Il giorno in cui Can andò a prenderla in ospedale per riportarla a casa, la trovò seduta sul bordo del letto che , assorta, si rigirava al dito l'anello di fidanzamento.

"Ehi", le disse sedendole accanto " a cosa stai pensando?"

Lei alzò la testa a guardarlo: "Cosa faremo adesso?" gli chiese.

"Andremo avanti con i nostri progetti perché lui o lei vorrebbe così e ci sposeremo..."

E così fecero.

Un paio di mesi dopo si unirono in matrimonio alla presenza dei rispettivi familiari e di pochi amici tra i quali Ayan, Metin e Kevin venuto appositamente dagli Stati Uniti. Fu una cerimonia semplice, ma molto sentita e partecipata.
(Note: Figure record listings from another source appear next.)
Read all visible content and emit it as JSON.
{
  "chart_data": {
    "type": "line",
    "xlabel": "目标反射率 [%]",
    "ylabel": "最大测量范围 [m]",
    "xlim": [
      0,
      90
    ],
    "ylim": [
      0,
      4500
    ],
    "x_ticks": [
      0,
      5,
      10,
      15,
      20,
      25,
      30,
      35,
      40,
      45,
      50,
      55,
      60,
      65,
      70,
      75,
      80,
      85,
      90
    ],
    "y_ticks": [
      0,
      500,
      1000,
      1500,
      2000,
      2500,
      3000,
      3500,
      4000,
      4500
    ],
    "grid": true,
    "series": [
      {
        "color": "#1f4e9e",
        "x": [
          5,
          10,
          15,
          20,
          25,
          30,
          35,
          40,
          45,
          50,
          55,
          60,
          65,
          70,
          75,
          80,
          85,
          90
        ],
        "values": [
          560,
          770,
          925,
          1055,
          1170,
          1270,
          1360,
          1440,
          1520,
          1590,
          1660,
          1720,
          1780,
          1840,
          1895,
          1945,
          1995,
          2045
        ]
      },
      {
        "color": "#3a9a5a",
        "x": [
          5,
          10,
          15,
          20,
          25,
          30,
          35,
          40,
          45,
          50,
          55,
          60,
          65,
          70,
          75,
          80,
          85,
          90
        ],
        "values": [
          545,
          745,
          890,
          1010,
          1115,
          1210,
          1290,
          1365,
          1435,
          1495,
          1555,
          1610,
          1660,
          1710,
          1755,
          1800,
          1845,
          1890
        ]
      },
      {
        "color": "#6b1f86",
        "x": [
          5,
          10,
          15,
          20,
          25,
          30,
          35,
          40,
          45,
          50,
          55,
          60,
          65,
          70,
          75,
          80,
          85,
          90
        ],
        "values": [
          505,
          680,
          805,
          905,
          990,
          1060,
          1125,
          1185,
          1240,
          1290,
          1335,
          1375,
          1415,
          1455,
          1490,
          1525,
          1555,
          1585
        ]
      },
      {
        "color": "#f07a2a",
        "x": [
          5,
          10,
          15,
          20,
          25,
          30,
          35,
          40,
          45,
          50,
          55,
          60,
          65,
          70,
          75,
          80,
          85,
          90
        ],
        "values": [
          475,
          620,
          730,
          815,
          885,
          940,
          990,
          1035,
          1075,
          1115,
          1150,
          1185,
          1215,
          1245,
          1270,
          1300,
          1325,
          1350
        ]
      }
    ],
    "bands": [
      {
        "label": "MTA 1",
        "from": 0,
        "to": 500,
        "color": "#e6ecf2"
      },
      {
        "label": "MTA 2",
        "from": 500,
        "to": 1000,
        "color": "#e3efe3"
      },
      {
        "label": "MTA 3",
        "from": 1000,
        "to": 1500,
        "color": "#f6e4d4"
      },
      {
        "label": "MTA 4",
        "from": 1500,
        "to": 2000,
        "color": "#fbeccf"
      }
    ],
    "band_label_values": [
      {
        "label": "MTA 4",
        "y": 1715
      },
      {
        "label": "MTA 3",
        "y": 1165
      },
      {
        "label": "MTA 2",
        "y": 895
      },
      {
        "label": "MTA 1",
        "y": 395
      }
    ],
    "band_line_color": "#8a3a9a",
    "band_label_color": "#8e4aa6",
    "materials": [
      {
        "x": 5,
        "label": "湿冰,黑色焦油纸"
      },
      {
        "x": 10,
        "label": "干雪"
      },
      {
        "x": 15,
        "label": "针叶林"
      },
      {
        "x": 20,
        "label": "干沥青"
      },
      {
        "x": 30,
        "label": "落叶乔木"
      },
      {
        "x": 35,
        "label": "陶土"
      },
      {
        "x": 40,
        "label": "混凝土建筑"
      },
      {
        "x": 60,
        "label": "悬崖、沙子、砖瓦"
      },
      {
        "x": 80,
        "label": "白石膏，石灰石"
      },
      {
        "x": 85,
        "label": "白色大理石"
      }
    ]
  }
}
Ad un certo punto la madre di Sanem prese da parte Can per parlargli.

"Ti devo le mie scuse", disse.

"Per cosa?"

"Per averti giudicato male. Ti avevo considerato un donnaiolo senza scrupoli, che si era approfittato della mia bambina..."
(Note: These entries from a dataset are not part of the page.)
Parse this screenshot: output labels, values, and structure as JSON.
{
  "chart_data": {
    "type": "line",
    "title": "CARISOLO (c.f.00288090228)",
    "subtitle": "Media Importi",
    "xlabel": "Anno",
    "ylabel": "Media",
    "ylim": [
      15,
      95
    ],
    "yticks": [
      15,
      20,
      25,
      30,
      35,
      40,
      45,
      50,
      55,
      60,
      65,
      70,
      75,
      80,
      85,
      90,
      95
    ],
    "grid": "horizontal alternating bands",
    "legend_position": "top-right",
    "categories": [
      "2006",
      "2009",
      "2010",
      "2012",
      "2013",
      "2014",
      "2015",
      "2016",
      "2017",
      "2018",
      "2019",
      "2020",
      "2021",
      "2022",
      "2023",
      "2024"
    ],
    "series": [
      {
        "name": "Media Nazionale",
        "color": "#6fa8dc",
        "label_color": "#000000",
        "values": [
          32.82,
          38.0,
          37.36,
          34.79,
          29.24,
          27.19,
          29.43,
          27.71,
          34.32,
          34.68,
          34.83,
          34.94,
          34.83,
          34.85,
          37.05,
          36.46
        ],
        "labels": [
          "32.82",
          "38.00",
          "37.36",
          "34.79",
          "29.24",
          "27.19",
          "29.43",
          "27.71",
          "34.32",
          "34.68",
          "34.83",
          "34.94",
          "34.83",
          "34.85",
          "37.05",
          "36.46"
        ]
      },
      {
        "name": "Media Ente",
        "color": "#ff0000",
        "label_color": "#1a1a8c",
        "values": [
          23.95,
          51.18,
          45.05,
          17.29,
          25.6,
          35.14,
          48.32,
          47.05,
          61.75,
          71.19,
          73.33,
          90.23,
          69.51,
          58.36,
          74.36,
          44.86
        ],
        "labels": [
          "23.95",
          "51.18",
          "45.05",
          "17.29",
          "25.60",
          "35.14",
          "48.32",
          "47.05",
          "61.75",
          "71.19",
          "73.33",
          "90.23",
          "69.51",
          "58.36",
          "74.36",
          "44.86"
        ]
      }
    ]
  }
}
"Beh in un certo senso è stato così. Con Sanem ho commesso tanti errori..."

"E' vero", gli concesse la signora Aydin " ma te ne sei reso conto e li hai ammessi, e questo non è da tutti. Con pazienza ti sei rimesso in gioco, le hai chiesto di perdonarti e le hai dimostrato di potersi fidare di te e questo è da pochi. E soprattutto hai dimostrato a me di poterti affidare mia figlia con l'assoluta certezze che la tratterai bene e la renderai felice. So bene che se questa volta non è crollata è grazie a te e alla tua presenza costante accanto a lei. Vi ho osservato molto in questo periodo e l'amore che c'è tra voi è merce rara, Can, fanne tesoro. Ti voglio bene figliolo", concluse abbracciandolo.
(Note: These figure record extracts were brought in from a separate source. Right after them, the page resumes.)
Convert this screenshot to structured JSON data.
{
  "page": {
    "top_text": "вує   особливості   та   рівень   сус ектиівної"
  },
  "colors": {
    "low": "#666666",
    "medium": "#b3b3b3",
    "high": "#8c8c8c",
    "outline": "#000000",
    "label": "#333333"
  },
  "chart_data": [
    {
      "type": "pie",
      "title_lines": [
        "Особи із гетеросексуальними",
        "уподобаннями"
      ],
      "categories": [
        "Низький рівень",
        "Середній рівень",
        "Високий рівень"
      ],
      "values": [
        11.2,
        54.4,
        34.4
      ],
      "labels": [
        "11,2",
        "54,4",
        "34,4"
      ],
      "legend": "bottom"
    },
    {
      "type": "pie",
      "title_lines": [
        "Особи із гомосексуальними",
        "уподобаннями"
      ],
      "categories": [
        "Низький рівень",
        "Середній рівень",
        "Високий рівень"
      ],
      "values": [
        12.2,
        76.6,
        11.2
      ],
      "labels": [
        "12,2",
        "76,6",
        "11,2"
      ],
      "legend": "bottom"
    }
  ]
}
Quella confessione lo colse impreparato e non seppe replicare, così si limitò, commosso, a ricambiare l'abbraccio.

Più tardi mentre osservava quelle persone, che rappresentavano la sua famiglia, ridere e chiacchierare spensierate, si chiese cos'è che forma una famiglia.

Certo c'erano i legami di sangue, quelli che aveva con Efe e sua madre, ma c'era anche l'aver condiviso momenti importanti della sua vita. C'era Metin con il quale era cresciuto, Ayan con cui si era scontrato più volte ma che gli aveva aperto gli occhi su molte verità, Kevin con il quale aveva vissuto uno dei momenti più drammatici della sua esistenza e poi c'era lei, Sanem, che in punta di piedi, con dolcezza infinita ma anche tanta determinazione, si era insinuata nel suo cuore.

Amava quelle persone e le stimava profondamente, come i genitori di Sanem ai quali sperava di assomigliare nell'educazione dei figli.

Figli? Aveva usato il plurale... Un lieve sorriso increspò le sue labbra mentre, lentamente, un'idea folle si formò nella sua mente.